Samādhi dalam Buddhisme dikenal ada dua macam, yaitu samatha-bhāvanā (pengembangan ketenangan batin) dan vipassanā-bhāvanā (pengembangan pandangan terang). Samatha-bhāvanā (pengembangan ketenangan batin) bertujuan untuk memperoleh ketenangan, dalam hal ini pikiran hanya terpusat dan tertuju pada satu objek. Jadi pikiran tidak mengembara kemana-mana, tidak berhamburan kesegala penjuru, pikiran tidak melamun, dan tidak mengembara tanpa tujuan. Samatha-bhāvanā hanya dapat memotong secara sementara kotoran batin, tidak secara menyeluruh. Dengan demikian samatha-bhāvanā hanya mengkondisikan seseorang mencapai tingkatan pada jhāna-jhāna, dan mencapai berbagai kemampuan batin. Sementara vipassanā-bhāvanā (pengembangan pandangan terang) bertujuan untuk menyadari kotoran batin yang ada pada dalam diri, dan kemudian dibasmi sampai keakar-akarnya, sehingga orang yang melaksanakan vipassanā-bhāvanā dapat melihat kehidupan sebagaimana kehidupan ini adanya. Bahwa kehidupan ini dicengkram oleh anicca (ketidak kekalan), dukkha (ketidak puasan/derita), dan anatta (tanpa aku/tidak ada yang berdiri tunggal). Demikianlah vipassanā-bhāvanā akan membawa seseorang pada pembebasan sempurna, pencapaian nibbāna.
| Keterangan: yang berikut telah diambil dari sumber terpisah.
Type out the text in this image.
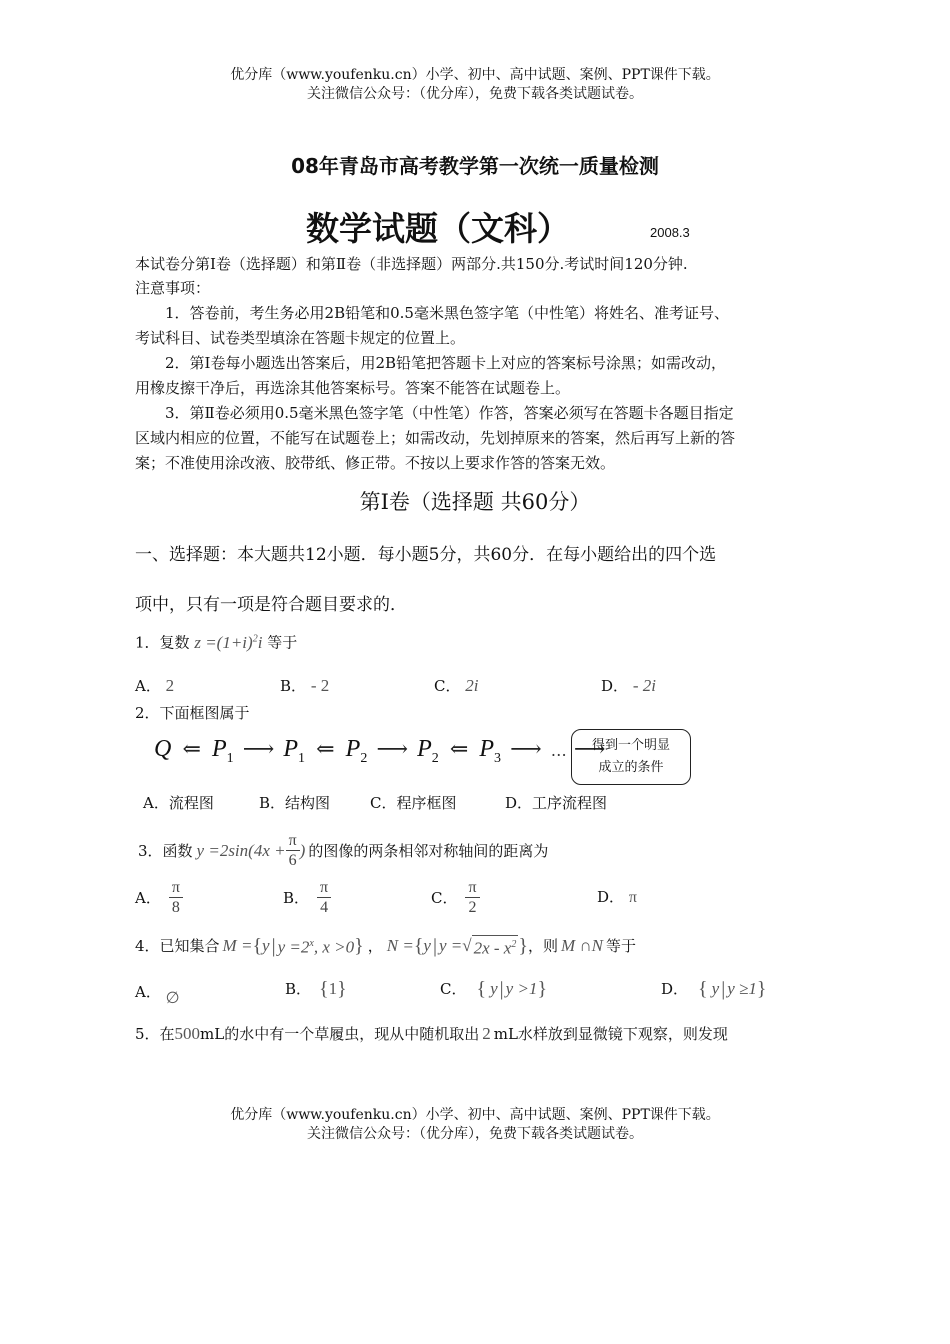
优分库（www.youfenku.cn）小学、初中、高中试题、案例、PPT课件下载。
关注微信公众号：（优分库），免费下载各类试题试卷。
08年青岛市高考教学第一次统一质量检测
数学试题（文科）	2008.3
本试卷分第Ⅰ卷（选择题）和第Ⅱ卷（非选择题）两部分.共150分.考试时间120分钟.
注意事项：
1．答卷前，考生务必用2B铅笔和0.5毫米黑色签字笔（中性笔）将姓名、准考证号、
考试科目、试卷类型填涂在答题卡规定的位置上。
2．第Ⅰ卷每小题选出答案后，用2B铅笔把答题卡上对应的答案标号涂黑；如需改动，
用橡皮擦干净后，再选涂其他答案标号。答案不能答在试题卷上。
3．第Ⅱ卷必须用0.5毫米黑色签字笔（中性笔）作答，答案必须写在答题卡各题目指定
区域内相应的位置，不能写在试题卷上；如需改动，先划掉原来的答案，然后再写上新的答
案；不准使用涂改液、胶带纸、修正带。不按以上要求作答的答案无效。
第Ⅰ卷（选择题 共60分）
一、选择题：本大题共12小题．每小题5分，共60分．在每小题给出的四个选
项中，只有一项是符合题目要求的．
1．复数 $z =(1+i)^2i$ 等于
A． 2	B． - 2	C． 2i	D． - 2i
2．下面框图属于
Q ⇐ $P_1$ ⟶ $P_1$ ⇐ $P_2$ ⟶ $P_2$ ⇐ $P_3$ ⟶ … ⟶
得到一个明显
成立的条件
A．流程图	B．结构图	C．程序框图	D．工序流程图
3．函数 $y =2\sin(4x + \frac{\pi}{6}$ ) 的图像的两条相邻对称轴间的距离为
A． $\frac{\pi}{8}$	B． $\frac{\pi}{4}$	C． $\frac{\pi}{2}$	D． π
4．已知集合 M = { y | $y =2^x$, x >0 } ， N = { y | y =√ $2x - x^2$ } ，则 M ∩N 等于
A． ∅
B． { 1 }	C． { y | y >1 }	D． { y | y ≥1 }
5．在500mL的水中有一个草履虫，现从中随机取出 2 mL水样放到显微镜下观察，则发现
优分库（www.youfenku.cn）小学、初中、高中试题、案例、PPT课件下载。
关注微信公众号：（优分库），免费下载各类试题试卷。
Manfaat yang akan diperoleh seseorang ketika melatih samatha-bhāvanā pada kehidupan ini adalah mencegah stres, mendapatkan keseimbangan/keselarasan batin untuk melaksanakan pekerjaan sehari-hari dengan baik. Sementara manfaat lainnya dalam pencapaian jhāna adalah diperolehnya kemampuan batin (abhiññā) atau kesaktian. Lalu manfaat dari pelaksanaan vipassanā-bhāvanā tidak lain adalah hancurnya kotoran batin atau pencapaian nibbāna.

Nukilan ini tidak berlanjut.